Ses yeux se déplacent lentement, le détaillant de haut en bas et finissent par s'attarder sur son cou. Il ne sait pas trop si elle teste sa propre ténacité ou la sienne.

« Vous n'avez qu'à faire un mouvement de tête, n'importe quoi, et je partirais. » Continue-t-il.

Il réalise à quel point il attend qu'elle le congédie qu'au moment où elle secoue fermement la tête en signe de négation. Il déglutit difficilement. Autant il hésitait à partir quelques instants avant, autant maintenant il sait qu'il ne veut surtout pas rester.

« Vous êtes sûre ? »

Ses yeux se détournent un instant, perdant leur concentration, pour finalement se reconnecter à lui. Elle acquiesce.

« Vraiment sûre ? » Insiste-t-il.

Cette fois, elle serre les lèvres avec agacement, et il ne peut pas s'empêcher de relever les mains en signe de soumission, sa voix teintée d'amusement « Ok, ok. Vous êtes sûre. J'ai compris. »
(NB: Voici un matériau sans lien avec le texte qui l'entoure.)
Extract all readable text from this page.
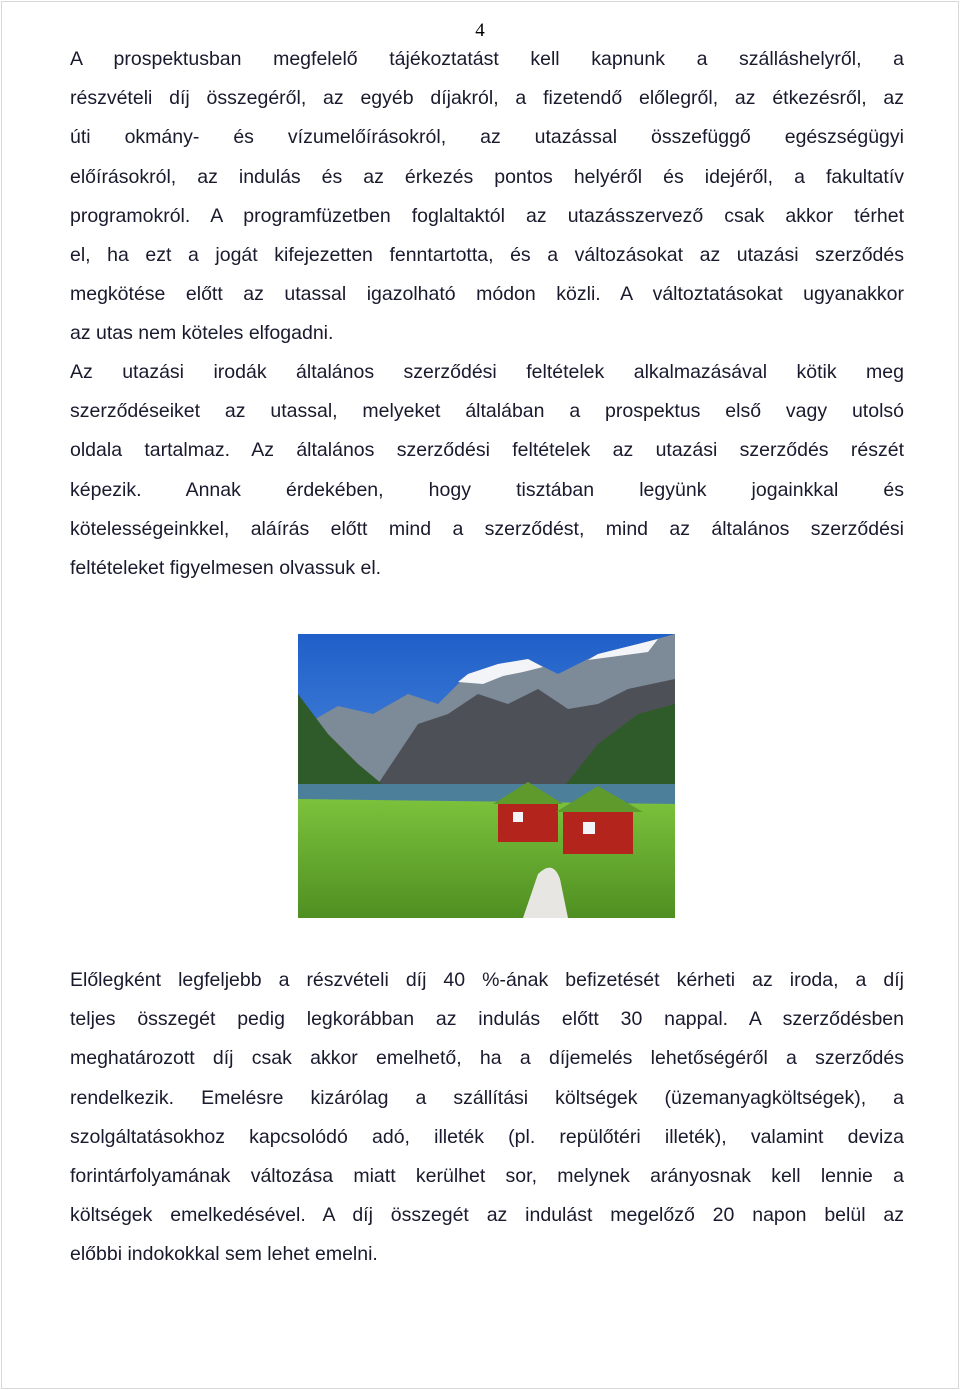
4

A prospektusban megfelelő tájékoztatást kell kapnunk a szálláshelyről, a
részvételi díj összegéről, az egyéb díjakról, a fizetendő előlegről, az étkezésről, az
úti okmány- és vízumelőírásokról, az utazással összefüggő egészségügyi
előírásokról, az indulás és az érkezés pontos helyéről és idejéről, a fakultatív
programokról. A programfüzetben foglaltaktól az utazásszervező csak akkor térhet
el, ha ezt a jogát kifejezetten fenntartotta, és a változásokat az utazási szerződés
megkötése előtt az utassal igazolható módon közli. A változtatásokat ugyanakkor
az utas nem köteles elfogadni.

Az utazási irodák általános szerződési feltételek alkalmazásával kötik meg
szerződéseiket az utassal, melyeket általában a prospektus első vagy utolsó
oldala tartalmaz. Az általános szerződési feltételek az utazási szerződés részét
képezik. Annak érdekében, hogy tisztában legyünk jogainkkal és
kötelességeinkkel, aláírás előtt mind a szerződést, mind az általános szerződési
feltételeket figyelmesen olvassuk el.

Előlegként legfeljebb a részvételi díj 40 %-ának befizetését kérheti az iroda, a díj
teljes összegét pedig legkorábban az indulás előtt 30 nappal. A szerződésben
meghatározott díj csak akkor emelhető, ha a díjemelés lehetőségéről a szerződés
rendelkezik. Emelésre kizárólag a szállítási költségek (üzemanyagköltségek), a
szolgáltatásokhoz kapcsolódó adó, illeték (pl. repülőtéri illeték), valamint deviza
forintárfolyamának változása miatt kerülhet sor, melynek arányosnak kell lennie a
költségek emelkedésével. A díj összegét az indulást megelőző 20 napon belül az
előbbi indokokkal sem lehet emelni.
Quelque chose de douloureux se tord dans ses entrailles quand il perçoit le fantôme d'un sourire, à moitié avorté, se peindre sur ses lèvres. Comme si elle avait oublié comment s'y prendre.

Son sourire lui manque.

Tellement de choses te manquent…

Jack recule d'un pas, pris de court par la nausée qui retourne son estomac.

Quelle que soit l'expression qui est peinte sur son visage à présent et quelle que soit la traduction que Carter en fait, le résultat est qu'elle pâlit brutalement face à sa réaction. Il se trouve soudain stupide d'avoir cru un court instant que l'un d'eux aurait pu oublier.
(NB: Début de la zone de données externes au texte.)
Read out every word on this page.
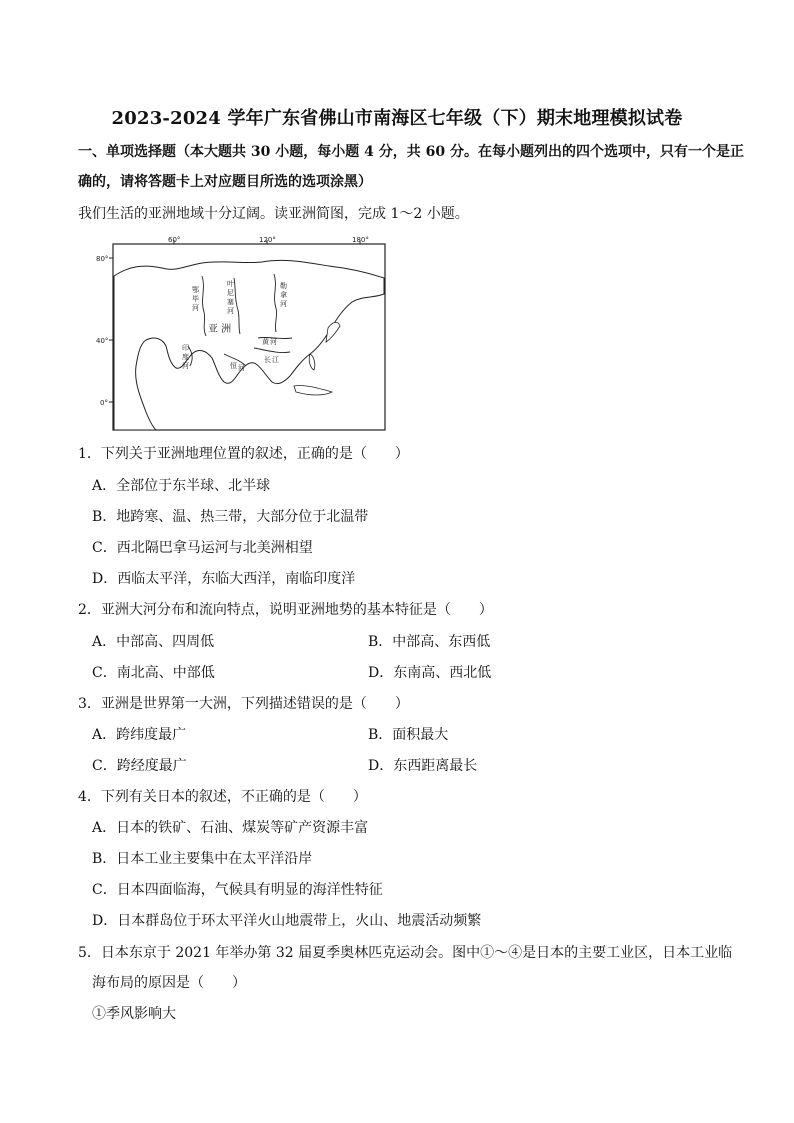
2023-2024 学年广东省佛山市南海区七年级（下）期末地理模拟试卷
一、单项选择题（本大题共 30 小题，每小题 4 分，共 60 分。在每小题列出的四个选项中，只有一个是正
确的，请将答题卡上对应题目所选的选项涂黑）
我们生活的亚洲地域十分辽阔。读亚洲简图，完成 1～2 小题。
60°	120°	180°
80°
40°
0°
亚 洲
叶
尼
塞
河
勒
拿
河
鄂
毕
河
印
度
河	恒 河
长 江
黄 河
1．下列关于亚洲地理位置的叙述，正确的是（　　）
A．全部位于东半球、北半球
B．地跨寒、温、热三带，大部分位于北温带
C．西北隔巴拿马运河与北美洲相望
D．西临太平洋，东临大西洋，南临印度洋
2．亚洲大河分布和流向特点，说明亚洲地势的基本特征是（　　）
A．中部高、四周低	B．中部高、东西低
C．南北高、中部低	D．东南高、西北低
3．亚洲是世界第一大洲，下列描述错误的是（　　）
A．跨纬度最广	B．面积最大
C．跨经度最广	D．东西距离最长
4．下列有关日本的叙述，不正确的是（　　）
A．日本的铁矿、石油、煤炭等矿产资源丰富
B．日本工业主要集中在太平洋沿岸
C．日本四面临海，气候具有明显的海洋性特征
D．日本群岛位于环太平洋火山地震带上，火山、地震活动频繁
5．日本东京于 2021 年举办第 32 届夏季奥林匹克运动会。图中①～④是日本的主要工业区，日本工业临
海布局的原因是（　　）
①季风影响大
Sa respiration s'est accélérée. Elle désigne du doigt un point au loin, lui signifiant qu'elle va à présent se retirer.

Il acquiesce, mais au lieu de partir, il reste planté là, à la regarder s'éloigner. Lui tourner le dos semble lui demander un certain effort, une forme de confiance encore très fragile. Les épaules tendues, elle finit par se détourner.

Quand elle atteint la porte, il peut voir que ses mains tremblent.
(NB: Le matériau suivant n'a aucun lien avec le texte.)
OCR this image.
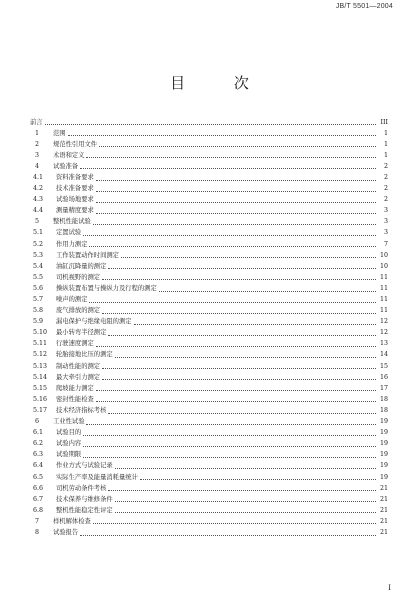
JB/T 5501—2004
目 次
前言	III
1	范围	1
2	规范性引用文件	1
3	术语和定义	1
4	试验准备	2
4.1	资料准备要求	2
4.2	技术准备要求	2
4.3	试验场地要求	2
4.4	测量精度要求	3
5	整机性能试验	3
5.1	定置试验	3
5.2	作用力测定	7
5.3	工作装置动作时间测定	10
5.4	油缸沉降量的测定	10
5.5	司机视野的测定	11
5.6	操纵装置布置与操纵力及行程的测定	11
5.7	噪声的测定	11
5.8	废气排放的测定	11
5.9	漏电保护与绝缘电阻的测定	12
5.10	最小转弯半径测定	12
5.11	行驶速度测定	13
5.12	轮胎接地比压的测定	14
5.13	制动性能的测定	15
5.14	最大牵引力测定	16
5.15	爬坡能力测定	17
5.16	密封性能检查	18
5.17	技术经济指标考核	18
6	工业性试验	19
6.1	试验目的	19
6.2	试验内容	19
6.3	试验期限	19
6.4	作业方式与试验记录	19
6.5	实际生产率及能量消耗量统计	19
6.6	司机劳动条件考核	21
6.7	技术保养与维修条件	21
6.8	整机性能稳定性评定	21
7	样机解体检查	21
8	试验报告	21
I
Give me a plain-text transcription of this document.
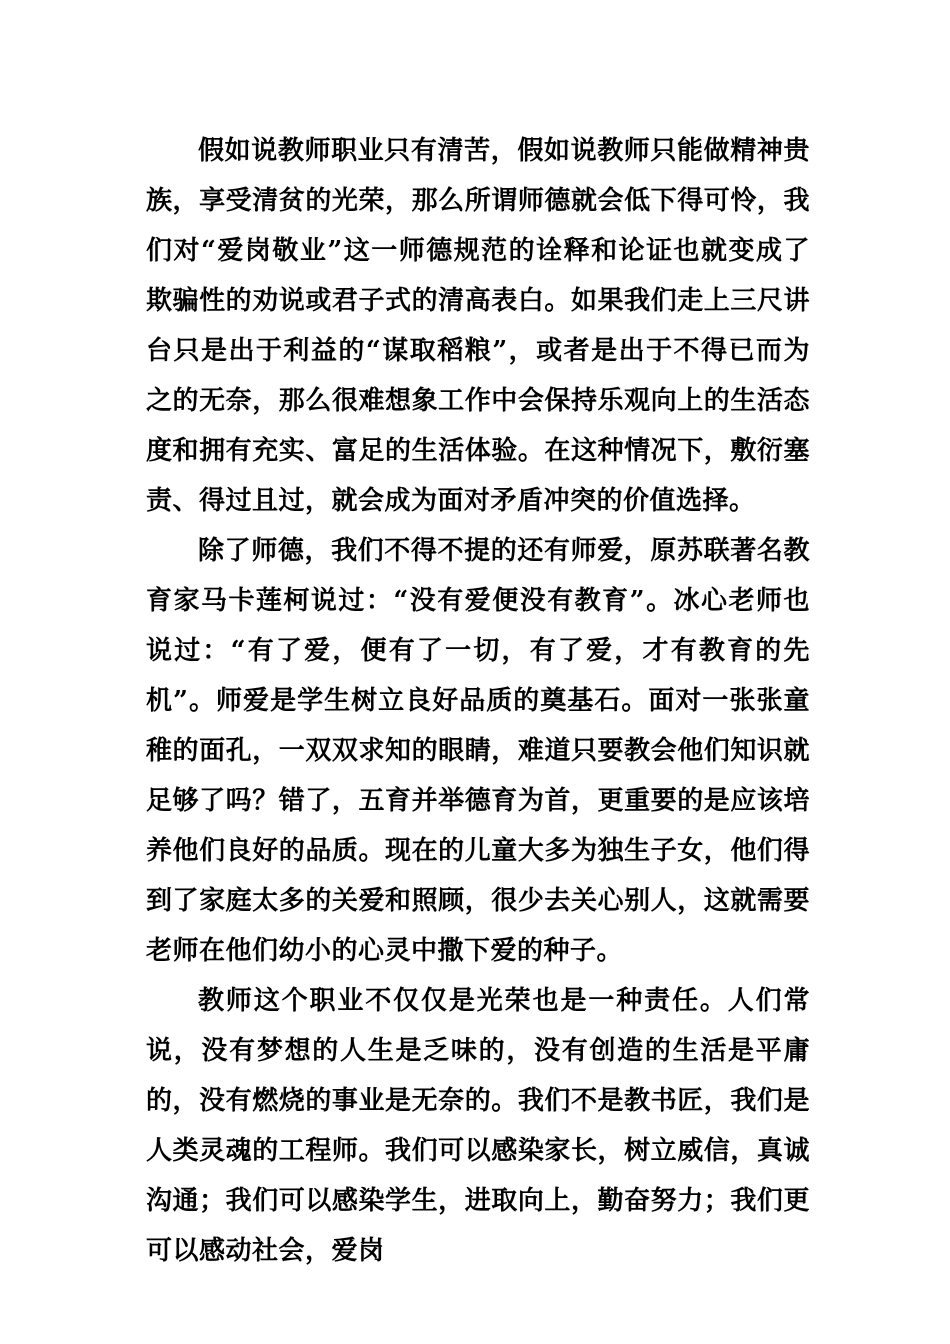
假如说教师职业只有清苦，假如说教师只能做精神贵族，享受清贫的光荣，那么所谓师德就会低下得可怜，我们对“爱岗敬业”这一师德规范的诠释和论证也就变成了欺骗性的劝说或君子式的清高表白。如果我们走上三尺讲台只是出于利益的“谋取稻粮”，或者是出于不得已而为之的无奈，那么很难想象工作中会保持乐观向上的生活态度和拥有充实、富足的生活体验。在这种情况下，敷衍塞责、得过且过，就会成为面对矛盾冲突的价值选择。

除了师德，我们不得不提的还有师爱，原苏联著名教育家马卡莲柯说过：“没有爱便没有教育”。冰心老师也说过：“有了爱，便有了一切，有了爱，才有教育的先机”。师爱是学生树立良好品质的奠基石。面对一张张童稚的面孔，一双双求知的眼睛，难道只要教会他们知识就足够了吗？错了，五育并举德育为首，更重要的是应该培养他们良好的品质。现在的儿童大多为独生子女，他们得到了家庭太多的关爱和照顾，很少去关心别人，这就需要老师在他们幼小的心灵中撒下爱的种子。

教师这个职业不仅仅是光荣也是一种责任。人们常说，没有梦想的人生是乏味的，没有创造的生活是平庸的，没有燃烧的事业是无奈的。我们不是教书匠，我们是人类灵魂的工程师。我们可以感染家长，树立威信，真诚沟通；我们可以感染学生，进取向上，勤奋努力；我们更可以感动社会，爱岗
Il aurait dû partir quand il en avait eu l'occasion.


Sam continue d'avancer, même après avoir franchi la porte du hangar, la libérant de son regard perçant. Son souffle est court, ses doigts fourmillent, mais elle continue à avancer. Un pied devant l'autre, de plus en plus vite, accélérant le rythme. Elle ne peut qu'espérer que cela la mènera assez loin. Peut être que cela leur fera encore croire qu'elle est plus courageuse qu'elle ne l'est réellement. Plus forte. Plus solide.

Si elle s'arrête, qu'elle reprend son souffle, qu'elle laisse lentement ses pensées remonter à la surface, elle hésitera. Et alors, elle sera accablée, clouée sur place.

Mais si elle continue d'aller de l'avant, d'augmenter le rythme afin de ne devenir plus qu'une boule d'adrénaline boostée par des problèmes insolubles…

…alors peut-être qu'elle ne se laissera plus atteindre. Qu'elle deviendra réellement, intrépide.